Regression to the Mean
The statistical phenomenon where extreme measurements tend to be followed by measurements closer to the average — not because of any intervention, but due to natural variability.
Regression to the mean is the silent killer of experimentation programs. It explains why a page that performed terribly last week might improve this week without any changes — and why claiming credit for that improvement is statistically dishonest.
Why This Destroys A/B Test Credibility
Teams often launch experiments on pages that are "underperforming." But if you select a page because it had a bad week, natural variability means next week will likely be better regardless. If you launch an A/B test at that moment, the control will naturally improve, and your variant needs to beat an artificially low baseline that's already recovering.

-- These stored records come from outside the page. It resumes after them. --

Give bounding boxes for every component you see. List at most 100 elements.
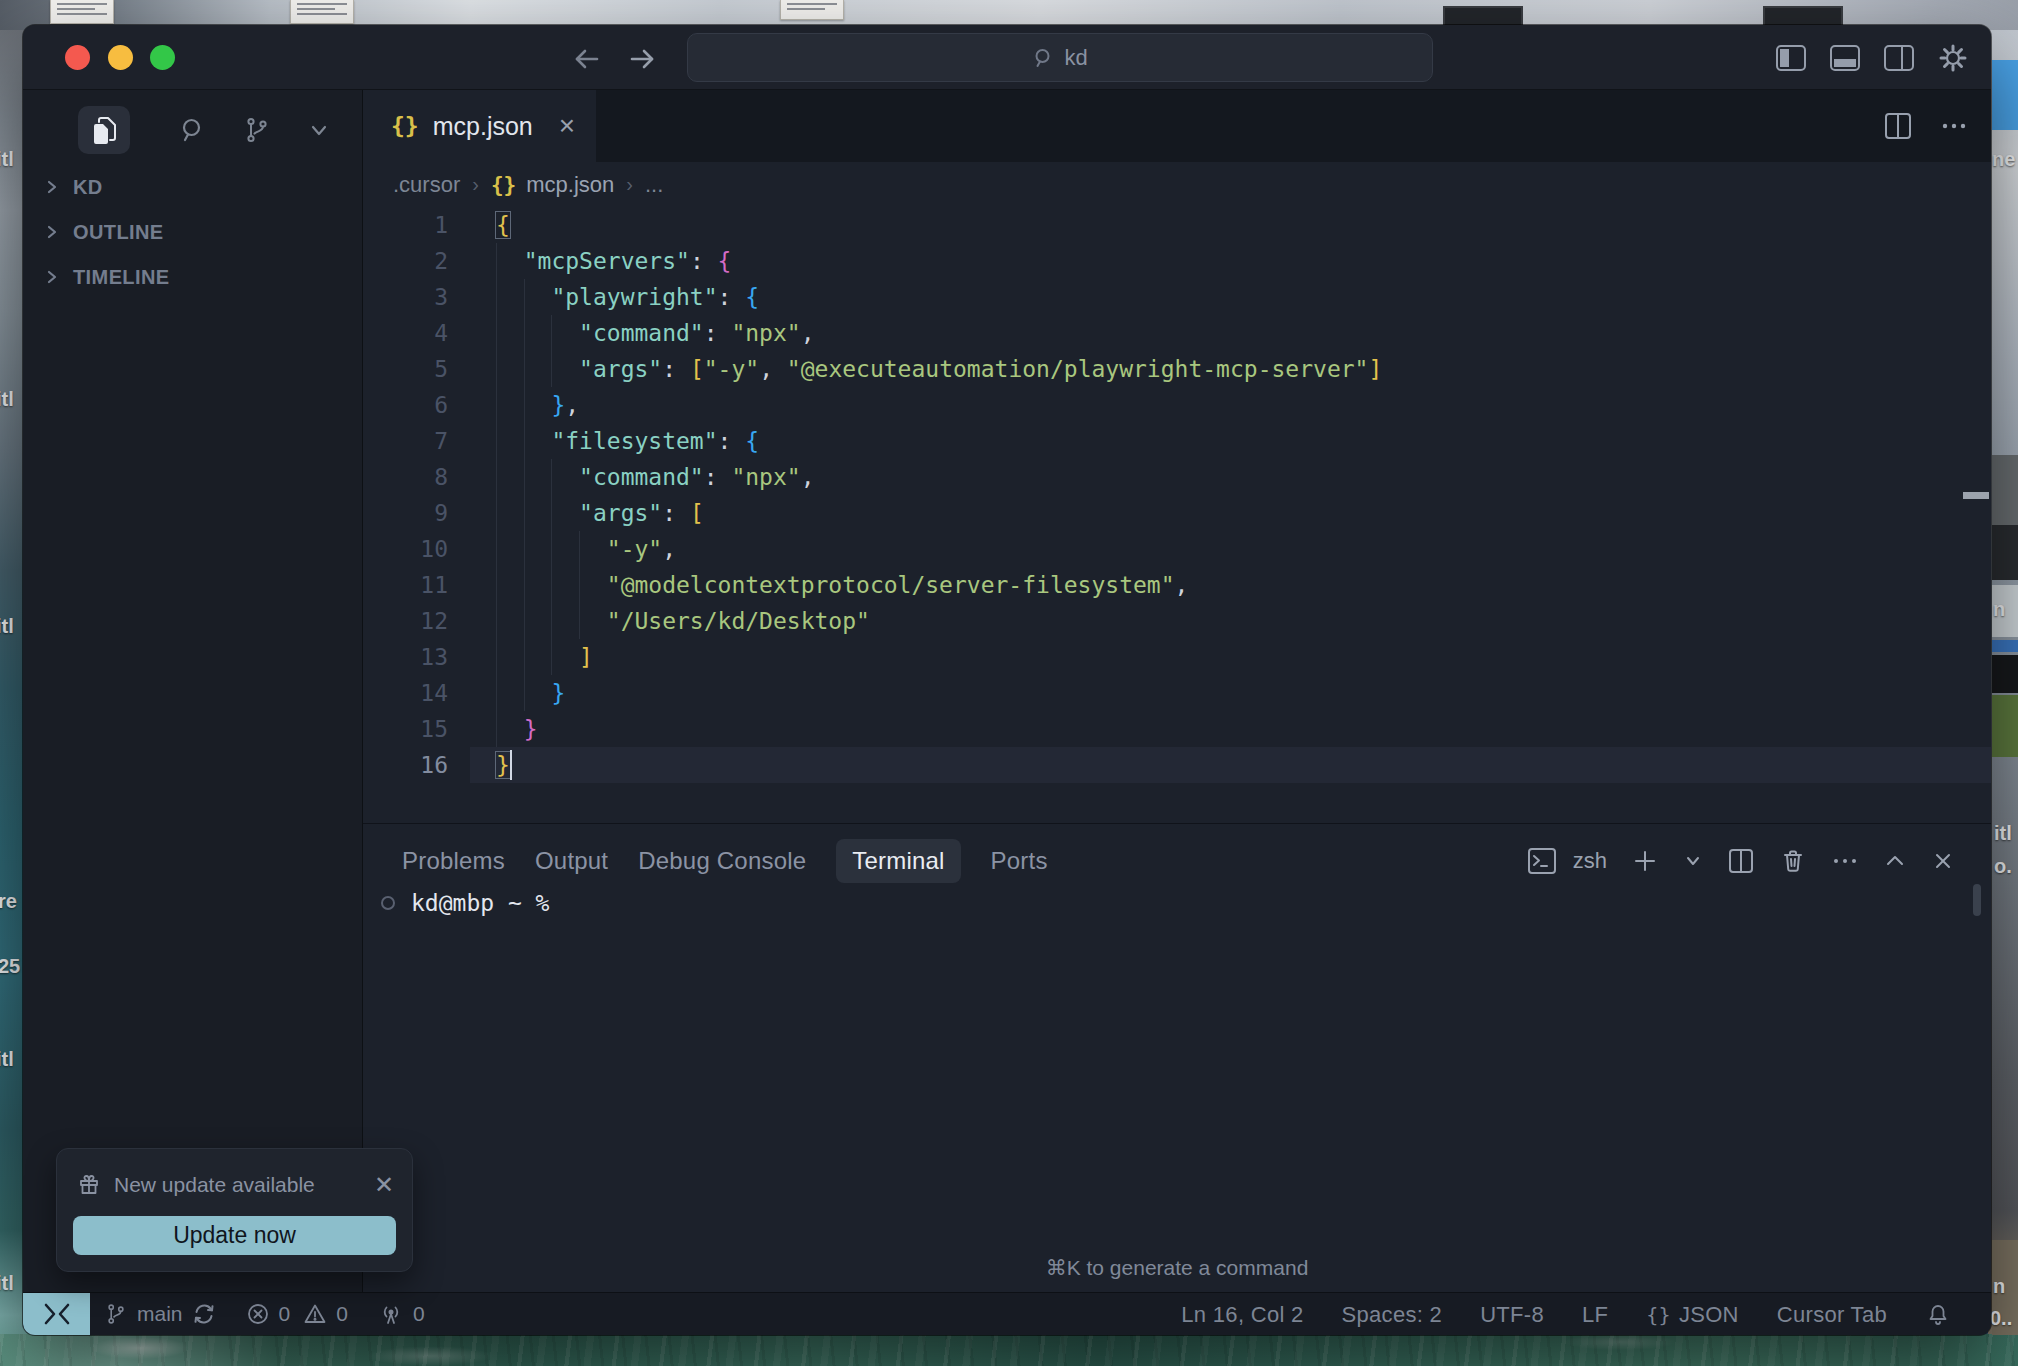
cursor-tab-toggle[interactable]: Cursor Tab [1777,1302,1887,1328]
section-label: OUTLINE [73,221,164,244]
new-terminal-icon[interactable] [1631,847,1659,875]
maximize-panel-icon[interactable] [1883,849,1907,873]
line-number: 1 [363,207,470,243]
sidebar-section-kd[interactable]: KD [23,165,362,209]
section-label: KD [73,176,103,199]
zoom-traffic-light[interactable] [150,45,175,70]
chevron-right-icon [43,268,61,286]
breadcrumb-more[interactable]: ... [645,172,663,198]
indent-guide [496,711,497,747]
panel-tab-problems[interactable]: Problems [402,847,505,875]
source-control-icon[interactable] [231,106,283,154]
indentation[interactable]: Spaces: 2 [1342,1302,1443,1328]
kill-terminal-icon[interactable] [1779,847,1807,875]
desktop-label-fragment: itl [1994,822,2012,845]
line-number: 2 [363,243,470,279]
search-sidebar-icon[interactable] [167,106,219,154]
desktop-label-fragment: n [1993,598,2005,621]
toggle-panel-icon[interactable] [1829,44,1861,72]
terminal-prompt-line[interactable]: kd@mbp ~ % [381,890,549,916]
sidebar-section-outline[interactable]: OUTLINE [23,210,362,254]
branch-icon [104,1302,128,1326]
gear-icon[interactable] [1937,42,1969,74]
code-line-11: 11 "@modelcontextprotocol/server-filesys… [363,567,1991,603]
minimize-traffic-light[interactable] [108,45,133,70]
breadcrumb-folder[interactable]: .cursor [393,172,460,198]
json-file-icon: {} [491,173,516,197]
sync-icon[interactable] [192,1302,216,1326]
problems-status[interactable]: 0 0 [246,1302,348,1326]
indent-guide [524,387,525,423]
desktop: itlitlitlre25itlitlnenitlo.n0.. kd [0,0,2018,1366]
branch-name: main [137,1302,183,1326]
indent-guide [496,567,497,603]
indent-guide [496,315,497,351]
code-editor[interactable]: 1{2 "mcpServers": {3 "playwright": {4 "c… [363,207,1991,823]
desktop-label-fragment: re [0,890,17,913]
panel-more-icon[interactable] [1831,847,1859,875]
encoding[interactable]: UTF-8 [1480,1302,1544,1328]
bell-icon[interactable] [1925,1302,1951,1328]
indent-guide [579,603,580,639]
forward-arrow-icon[interactable] [622,39,662,79]
tab-mcp-json[interactable]: {} mcp.json × [363,90,596,162]
split-terminal-icon[interactable] [1727,847,1755,875]
desktop-label-fragment: o. [1994,855,2012,878]
back-arrow-icon[interactable] [567,39,607,79]
remote-indicator[interactable] [23,1293,90,1336]
tab-close-icon[interactable]: × [559,112,575,140]
code-line-6: 6 }, [363,387,1991,423]
close-panel-icon[interactable] [1931,849,1955,873]
code-line-1: 1{ [363,207,1991,243]
panel-tab-debug-console[interactable]: Debug Console [638,847,806,875]
indent-guide [524,459,525,495]
panel-tab-ports[interactable]: Ports [991,847,1048,875]
breadcrumb[interactable]: .cursor › {} mcp.json › ... [363,162,1991,207]
desktop-icon [1992,640,2018,652]
indent-guide [496,495,497,531]
indent-guide [524,531,525,567]
eol[interactable]: LF [1582,1302,1608,1328]
code-line-2: 2 "mcpServers": { [363,243,1991,279]
sidebar-section-timeline[interactable]: TIMELINE [23,255,362,299]
update-now-button[interactable]: Update now [73,1216,396,1255]
split-editor-icon[interactable] [1883,111,1913,141]
search-icon [1032,46,1056,70]
toggle-right-sidebar-icon[interactable] [1883,44,1915,72]
branch-status[interactable]: main [104,1302,216,1326]
notification-message: New update available [114,1173,315,1197]
panel-tab-terminal[interactable]: Terminal [836,839,960,883]
line-number: 12 [363,603,470,639]
terminal-scrollbar[interactable] [1973,884,1981,916]
indent-guide [496,639,497,675]
indent-guide [524,423,525,459]
explorer-icon[interactable] [78,106,130,154]
cursor-position[interactable]: Ln 16, Col 2 [1181,1302,1303,1328]
desktop-label-fragment: itl [0,615,14,638]
indent-guide [551,459,552,495]
code-line-4: 4 "command": "npx", [363,315,1991,351]
indent-guide [524,351,525,387]
panel-tab-output[interactable]: Output [535,847,608,875]
more-actions-icon[interactable] [1939,111,1969,141]
gift-icon [77,1173,101,1197]
command-center-search[interactable]: kd [687,33,1433,82]
update-notification: New update available ✕ Update now [56,1148,413,1272]
editor-tabbar: {} mcp.json × [363,90,1991,162]
line-number: 11 [363,567,470,603]
desktop-label-fragment: itl [0,1272,14,1295]
chevron-down-icon[interactable] [293,106,345,154]
indent-guide [551,603,552,639]
terminal-prompt: kd@mbp ~ % [411,890,549,916]
terminal-dropdown-icon[interactable] [1683,851,1703,871]
chevron-right-icon: › [624,173,635,196]
language-mode[interactable]: {}JSON [1646,1302,1739,1328]
toggle-left-sidebar-icon[interactable] [1775,44,1807,72]
breadcrumb-file[interactable]: mcp.json [526,172,614,198]
indent-guide [524,603,525,639]
notification-close-icon[interactable]: ✕ [374,1171,394,1199]
shell-label[interactable]: zsh [1573,848,1607,874]
close-traffic-light[interactable] [65,45,90,70]
broadcast-status[interactable]: 0 [378,1302,425,1326]
editor-scrollbar[interactable] [1963,492,1989,499]
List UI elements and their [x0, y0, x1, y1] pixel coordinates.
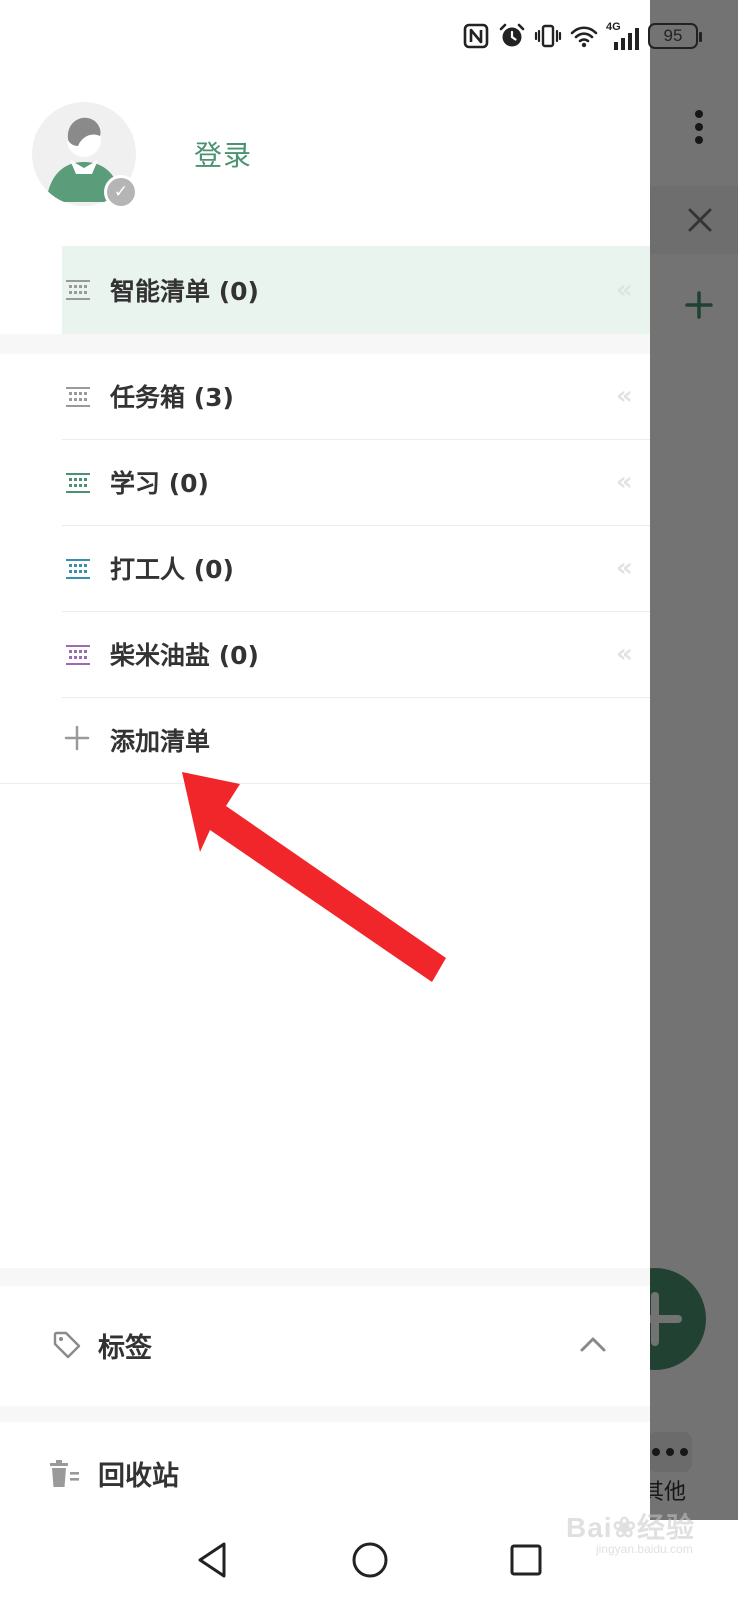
smart-list-icon: [66, 280, 90, 300]
recent-square-icon[interactable]: [508, 1542, 544, 1578]
drag-handle-icon[interactable]: «: [616, 469, 642, 495]
list-item-label: 打工人 (0): [110, 555, 234, 584]
cellular-signal-icon: 4G: [606, 22, 640, 50]
battery-level: 95: [663, 26, 683, 45]
list-item-label: 学习 (0): [110, 469, 209, 498]
alarm-icon: [499, 23, 525, 47]
nfc-icon: [463, 23, 489, 49]
trash-label: 回收站: [98, 1461, 179, 1492]
smart-list-item[interactable]: 智能清单 (0) «: [0, 246, 650, 334]
list-item-label: 任务箱 (3): [110, 383, 234, 412]
inbox-list-icon: [66, 387, 90, 407]
battery-icon: 95: [648, 23, 702, 49]
worker-list-icon: [66, 559, 90, 579]
groceries-list-icon: [66, 645, 90, 665]
list-item-study[interactable]: 学习 (0) «: [0, 440, 650, 526]
list-item-worker[interactable]: 打工人 (0) «: [0, 526, 650, 612]
chevron-up-icon[interactable]: [578, 1332, 608, 1356]
navigation-drawer: ✓ 登录 智能清单 (0) « 任务箱 (3) « 学习 (0) « 打工人 (…: [0, 0, 650, 1520]
add-list-button[interactable]: 添加清单: [0, 698, 650, 784]
section-divider: [0, 334, 650, 354]
back-triangle-icon[interactable]: [194, 1540, 230, 1580]
tags-section-header[interactable]: 标签: [0, 1286, 650, 1406]
drag-handle-icon[interactable]: «: [616, 641, 642, 667]
tags-label: 标签: [98, 1333, 152, 1364]
vibrate-icon: [534, 24, 562, 48]
wifi-icon: [570, 26, 598, 48]
baidu-watermark: Bai❀经验 jingyan.baidu.com: [556, 1500, 726, 1560]
trash-item[interactable]: 回收站: [0, 1422, 650, 1520]
list-item-inbox[interactable]: 任务箱 (3) «: [0, 354, 650, 440]
study-list-icon: [66, 473, 90, 493]
plus-icon: [64, 725, 90, 751]
list-item-groceries[interactable]: 柴米油盐 (0) «: [0, 612, 650, 698]
list-item-label: 柴米油盐 (0): [110, 641, 259, 670]
watermark-text: Bai❀经验: [566, 1512, 696, 1543]
watermark-url: jingyan.baidu.com: [596, 1542, 693, 1556]
verified-badge-icon: ✓: [104, 175, 138, 209]
trash-icon: [50, 1460, 79, 1487]
status-bar: 4G 95: [0, 0, 738, 72]
tag-icon: [53, 1331, 81, 1359]
add-list-label: 添加清单: [110, 727, 211, 756]
drag-handle-icon[interactable]: «: [616, 383, 642, 409]
login-link[interactable]: 登录: [194, 134, 252, 174]
drag-handle-icon[interactable]: «: [616, 555, 642, 581]
section-divider: [0, 1406, 650, 1422]
home-circle-icon[interactable]: [350, 1540, 390, 1580]
section-divider: [0, 1268, 650, 1286]
drag-handle-icon[interactable]: «: [616, 277, 642, 303]
smart-list-label: 智能清单 (0): [110, 277, 259, 306]
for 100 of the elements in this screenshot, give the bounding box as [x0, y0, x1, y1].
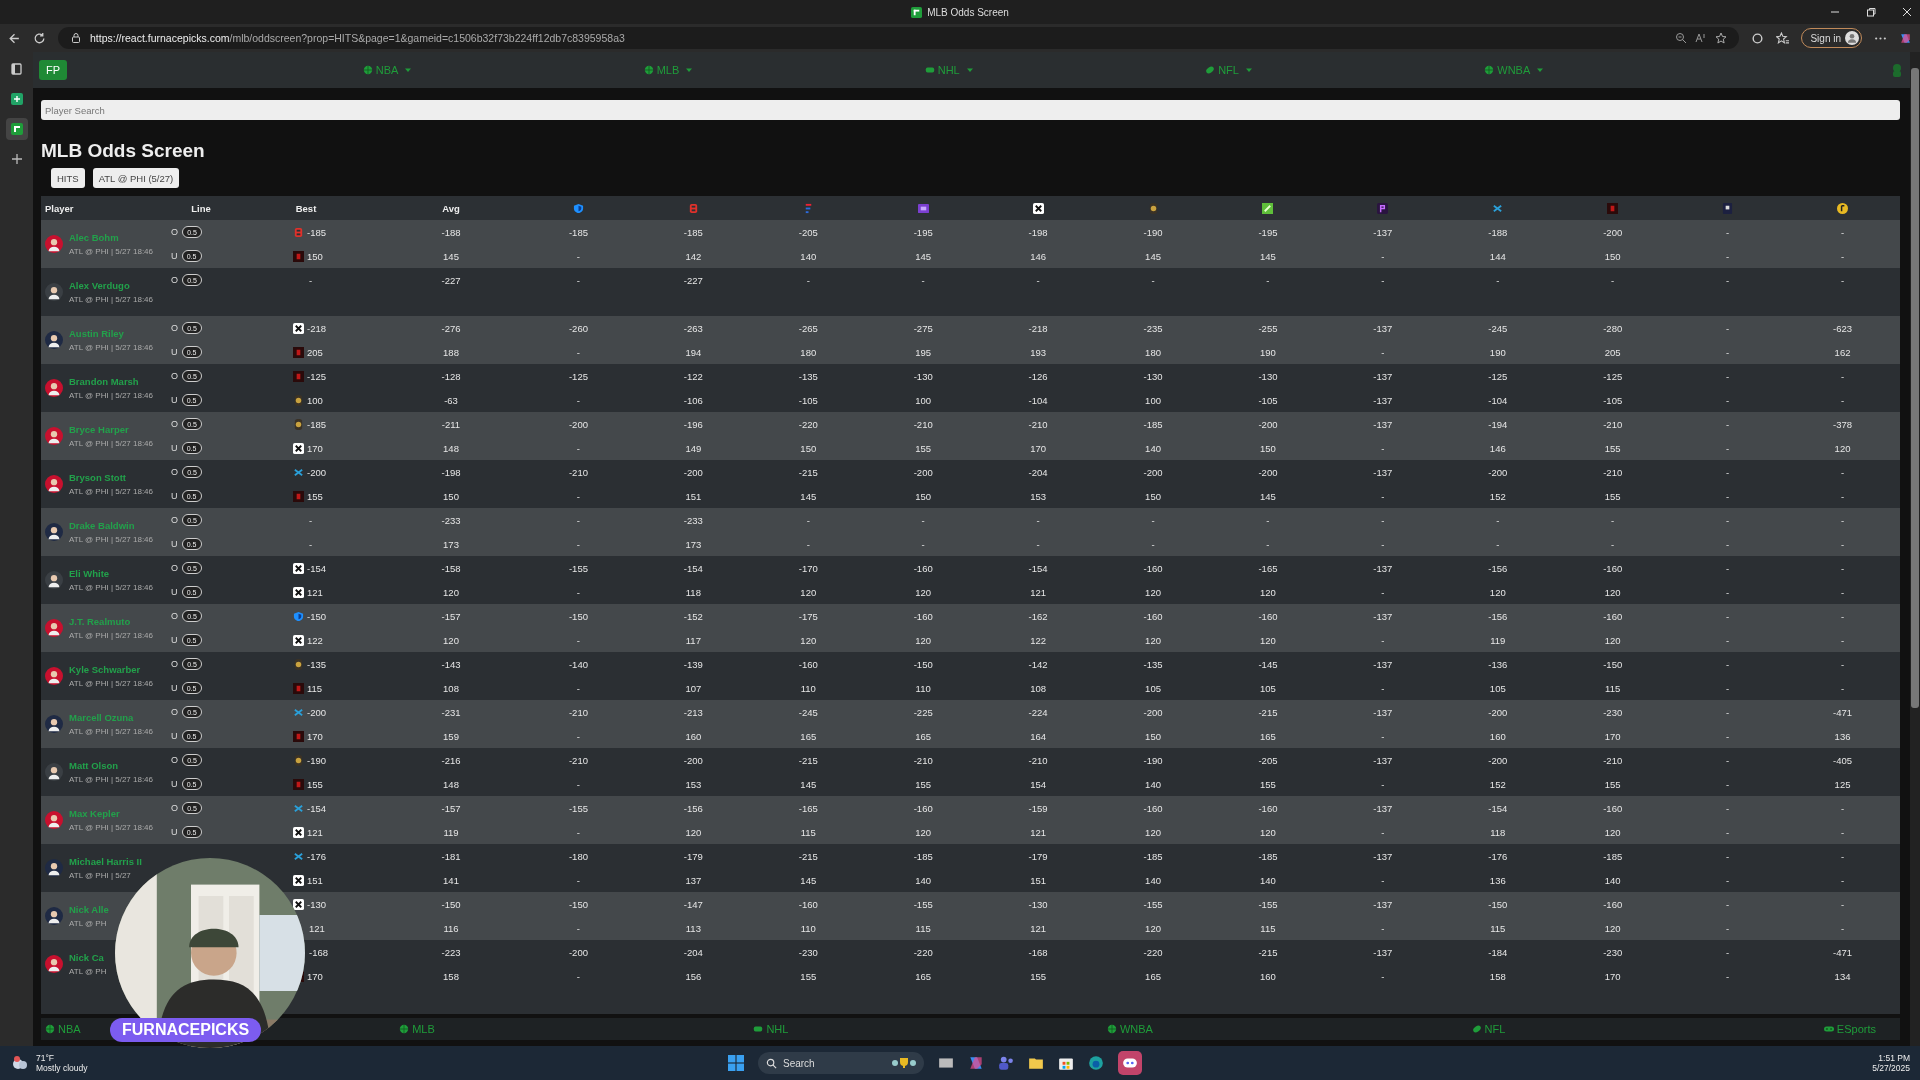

The Pre-Test Observation Period
The fix is simple: establish a stable baseline before testing. Observe the page's performance for 2-4 weeks before launching an experiment. If performance was unusually low when you started observing, wait for it to stabilize. Your test should compare against normal performance, not anomalous performance.
Common Misattribution
I've seen teams celebrate "lifts" that were entirely explained by regression to the mean. The pattern: something breaks, metrics drop, team scrambles to fix it, metrics recover, team claims the fix worked. In many cases, the metrics would have recovered even without the fix. This is why holdout groups and proper experimental design matter.
Practical Application
Never launch an A/B test in response to a sudden performance drop. Wait for the baseline to stabilize. And always be suspicious of dramatic lifts on tests launched immediately after poor performance — they may be regression to the mean, not real treatment effects.